What happened? I asked stupidly.
She didn’t answer. Tears leaked from the corners of her eyes. She blotted them away with a gauze-wrapped fist. I’m all right, Joe. Look at me. See?
And I looked at her. But she was not all right. There were scrapes of blows and the awful lopsidedness. Her skin had lost its normal warm color. It was gray as ash. Her lips were seamed with dried blood. The nurse came in, raised the end of the bed with a crank. Laid another blanket over her. I hung my head and leaned toward her. I tried to stroke her wrapped wrist and cold, dry fingertips. With a cry, she snatched her hand away as though I’d hurt her. She went rigid and closed her eyes. This action devastated me. I looked up at my father and he gestured for me to come to him. He put his arm around me, walked me out of the room.
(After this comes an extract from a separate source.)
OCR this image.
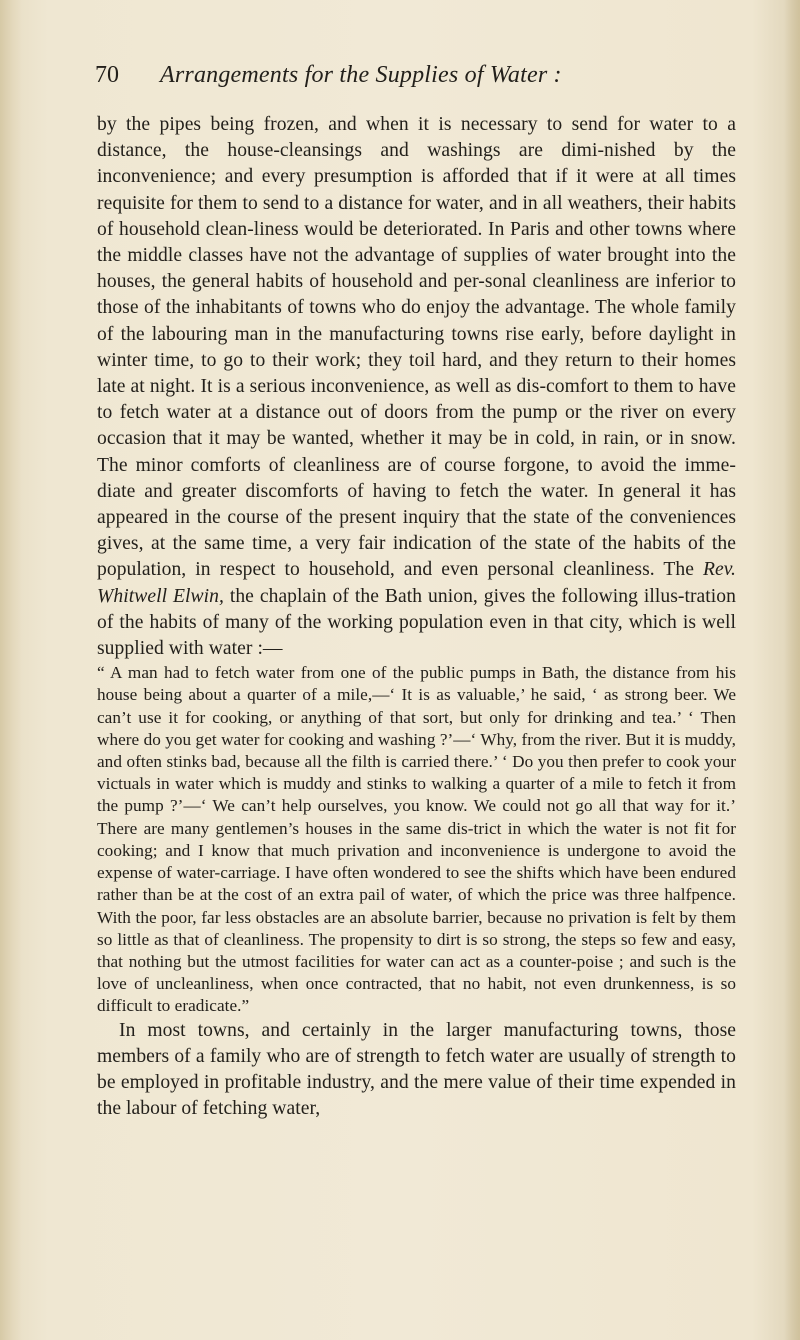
70 Arrangements for the Supplies of Water :

by the pipes being frozen, and when it is necessary to send for water to a distance, the house-cleansings and washings are dimi-nished by the inconvenience; and every presumption is afforded that if it were at all times requisite for them to send to a distance for water, and in all weathers, their habits of household clean-liness would be deteriorated. In Paris and other towns where the middle classes have not the advantage of supplies of water brought into the houses, the general habits of household and per-sonal cleanliness are inferior to those of the inhabitants of towns who do enjoy the advantage. The whole family of the labouring man in the manufacturing towns rise early, before daylight in winter time, to go to their work; they toil hard, and they return to their homes late at night. It is a serious inconvenience, as well as dis-comfort to them to have to fetch water at a distance out of doors from the pump or the river on every occasion that it may be wanted, whether it may be in cold, in rain, or in snow. The minor comforts of cleanliness are of course forgone, to avoid the imme-diate and greater discomforts of having to fetch the water. In general it has appeared in the course of the present inquiry that the state of the conveniences gives, at the same time, a very fair indication of the state of the habits of the population, in respect to household, and even personal cleanliness. The Rev. Whitwell Elwin, the chaplain of the Bath union, gives the following illus-tration of the habits of many of the working population even in that city, which is well supplied with water :—

“ A man had to fetch water from one of the public pumps in Bath, the distance from his house being about a quarter of a mile,—‘ It is as valuable,’ he said, ‘ as strong beer. We can’t use it for cooking, or anything of that sort, but only for drinking and tea.’ ‘ Then where do you get water for cooking and washing ?’—‘ Why, from the river. But it is muddy, and often stinks bad, because all the filth is carried there.’ ‘ Do you then prefer to cook your victuals in water which is muddy and stinks to walking a quarter of a mile to fetch it from the pump ?’—‘ We can’t help ourselves, you know. We could not go all that way for it.’ There are many gentlemen’s houses in the same dis-trict in which the water is not fit for cooking; and I know that much privation and inconvenience is undergone to avoid the expense of water-carriage. I have often wondered to see the shifts which have been endured rather than be at the cost of an extra pail of water, of which the price was three halfpence. With the poor, far less obstacles are an absolute barrier, because no privation is felt by them so little as that of cleanliness. The propensity to dirt is so strong, the steps so few and easy, that nothing but the utmost facilities for water can act as a counter-poise ; and such is the love of uncleanliness, when once contracted, that no habit, not even drunkenness, is so difficult to eradicate.”

In most towns, and certainly in the larger manufacturing towns, those members of a family who are of strength to fetch water are usually of strength to be employed in profitable industry, and the mere value of their time expended in the labour of fetching water,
She’s not all right, I said.
He looked down at his watch and then back at me. His face registered the humming rage of a man who couldn’t think fast enough.
She’s not all right. I spoke as if to tell him an urgent truth. And for a moment I thought he’d break. I could see something rising in him, but he conquered it, breathed out, and gathered himself.
Joe. He was looking strangely at his watch again. Joe, he said. Your mother was attacked.